L’approche scientifique implique le retour aux choses et nécessite le recours aux mots.
De même, l’approche pédagogique présentée prend forme dans une intrication forte des mots et des choses. À l’horizon, c’est la figure du citoyen capable de prendre la parole et capable d’argumenter, d’étayer les mots par les choses. Il s’agit de favoriser l’expression des personnes, objectif général de l’éducation populaire (Lepage, 2005).
Il convient également de préciser que notre projet est en cours, ouvert, infini. La conclusion nous permettra ainsi de rêver au futur du projet sur la base d’une brève analyse de nos premiers retours d’expérience.
2. LES CINQ OBSERVATIONS FONDATRICES 2.1. L’école, dedans / dehors
L’école occupe une place considérable dans notre société et y est l’objet de multiples attentes (Dubet et Duru-Bellat, 2000). Pourtant, force est de constater qu’en termes d’apprentissages fondamentaux dans le domaine des sciences biologiques, elle n’est pas, en tant que source de savoirs théoriques, un lieu unique. La situation paraît paradoxale, la médiatisation ayant deux types de conséquences. D’un côté, les données accessibles sur la biologie sont nombreuses et d’une technicité souvent poussée (ces données sont également, mais sans que cela soit spécifique à la biologie, de qualité très variable) et se présentent sous une variété considérable de formes. Il en
résulte une forte imprégnation culturelle générale de la population en sciences du vivant. D’un autre côté, les rapports au vivant sont distendus et déformés par tous les écrans interposés entre sa réalité et ce que nous en pensons.

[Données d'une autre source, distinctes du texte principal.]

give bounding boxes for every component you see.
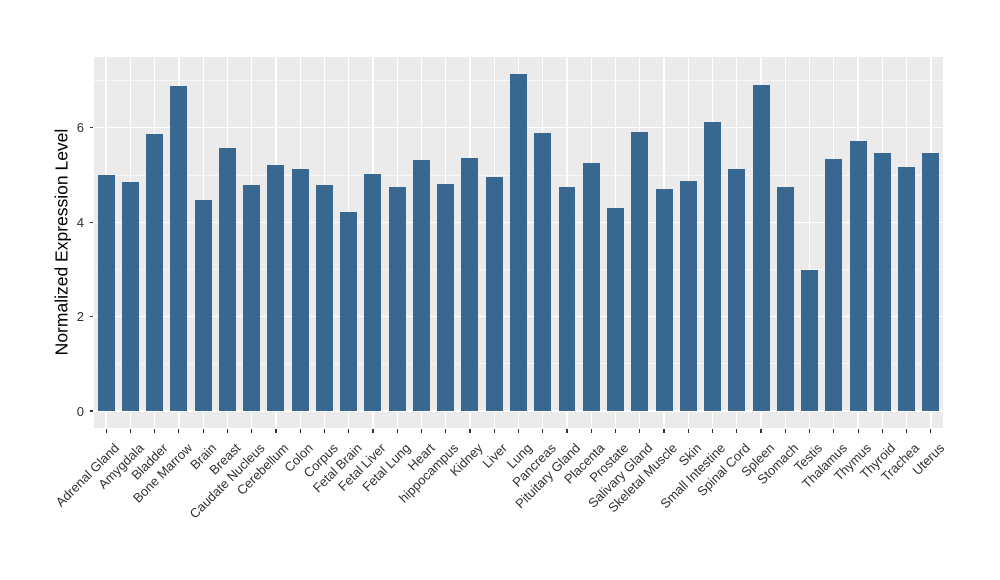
y-tick-mark (89, 410, 93, 412)
bar-lung (510, 73, 527, 411)
bar-breast (218, 147, 236, 411)
bar-thymus (849, 140, 867, 411)
x-tick-mark (760, 429, 762, 433)
bar-bone-marrow (170, 85, 188, 411)
bar-cerebellum (267, 165, 285, 411)
x-tick-mark (639, 429, 641, 433)
x-tick-mark (420, 429, 423, 433)
bar-pituitary-gland (558, 186, 576, 411)
bar-liver (485, 177, 503, 411)
bar-bladder (146, 134, 164, 411)
x-tick-mark (833, 429, 835, 433)
x-tick-mark (614, 429, 617, 433)
x-gridline (808, 57, 811, 428)
bar-thyroid (873, 152, 891, 411)
y-tick-label: 2 (76, 309, 84, 325)
bar-caudate-nucleus (243, 184, 261, 411)
y-tick-label: 6 (76, 120, 84, 136)
y-tick-label: 0 (76, 403, 84, 419)
bar-amygdala (121, 181, 139, 411)
x-tick-mark (566, 429, 568, 433)
y-tick-label: 4 (76, 214, 84, 230)
bar-thalamus (825, 159, 843, 411)
bar-uterus (922, 153, 940, 411)
x-tick-mark (323, 429, 326, 433)
x-tick-mark (784, 429, 786, 433)
x-tick-mark (517, 429, 520, 433)
y-tick-mark (89, 127, 93, 129)
x-tick-mark (226, 429, 228, 433)
bar-fetal-brain (340, 211, 358, 411)
x-tick-mark (590, 429, 592, 433)
bar-small-intestine (704, 122, 722, 411)
bar-colon (291, 168, 309, 411)
bar-testis (801, 270, 819, 411)
x-tick-mark (396, 429, 398, 433)
plot-panel (94, 57, 943, 428)
y-tick-mark (89, 221, 93, 223)
x-tick-mark (542, 429, 544, 433)
x-tick-mark (469, 429, 471, 433)
bar-skin (679, 181, 697, 411)
x-tick-mark (687, 429, 689, 433)
bar-brain (194, 200, 212, 411)
bar-trachea (898, 167, 916, 411)
bar-fetal-lung (388, 187, 406, 411)
bar-spinal-cord (728, 168, 746, 411)
bar-pancreas (534, 132, 552, 411)
x-tick-mark (348, 429, 350, 433)
bar-salivary-gland (631, 131, 649, 411)
bar-placenta (582, 162, 600, 411)
x-tick-mark (930, 429, 932, 433)
bar-adrenal-gland (97, 175, 115, 411)
bar-corpus (315, 185, 333, 411)
x-tick-mark (299, 429, 301, 433)
y-tick-mark (89, 316, 93, 318)
bar-fetal-liver (364, 173, 382, 411)
x-tick-mark (808, 429, 811, 433)
x-tick-mark (881, 429, 883, 433)
x-tick-mark (178, 429, 180, 433)
x-tick-mark (445, 429, 447, 433)
bar-stomach (776, 186, 794, 411)
x-tick-mark (906, 429, 908, 433)
bar-hippocampus (437, 184, 455, 411)
x-tick-mark (275, 429, 277, 433)
bar-spleen (752, 84, 770, 411)
x-tick-mark (202, 429, 204, 433)
x-tick-mark (251, 429, 253, 433)
x-tick-mark (105, 429, 107, 433)
bar-kidney (461, 158, 479, 411)
x-tick-mark (129, 429, 131, 433)
x-tick-mark (372, 429, 374, 433)
x-tick-mark (711, 429, 714, 433)
x-tick-mark (663, 429, 665, 433)
x-tick-mark (736, 429, 738, 433)
bar-heart (412, 159, 430, 411)
x-tick-label: Liver (479, 440, 511, 471)
bar-prostate (607, 207, 624, 411)
x-tick-mark (857, 429, 859, 433)
x-tick-mark (154, 429, 156, 433)
bar-skeletal-muscle (655, 189, 673, 411)
x-tick-mark (493, 429, 495, 433)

Il nous apparaît donc que l’école fait, bon gré mal gré, avec cette réalité qui fait ressortir deux contraintes majeures : (1) elle (l’école) doit justifier son rôle de transmission de savoirs sur le vivant dans un environnement où de multiples autres sources concurrentes émettent des données (souvent sous des formes plus attractives) ; et (2) elle doit faire avec des individus qui ne sont plus, pour la plupart, confrontés qu’à un vivant stérile (Le Brun, 2000).
Compte tenu de l’étendue et de la technicité des données, des enjeux, nous pensons que la survie d’une école émancipatrice et guide vers la citoyenneté passe, dans ce contexte et pour cette discipline, par une ouverture de l’école. Cela se traduit concrètement par la reconnaissance de la perte de l’expertise disciplinaire supposée du professeur. Il en résulte une mise en danger qui, loin de constituer une quelconque faiblesse, est une opportunité pour le pédagogue. C’est la possibilité de gagner la confiance, non plus par une autorité qui par essence n’est pas discutée (Arendt, 1972), mais par un certain courage qui construit chaque instant. Cette mise en danger est précisée ci-dessous, dans le paragraphe sur les conceptions sur l’élève (paragraphe 2.5).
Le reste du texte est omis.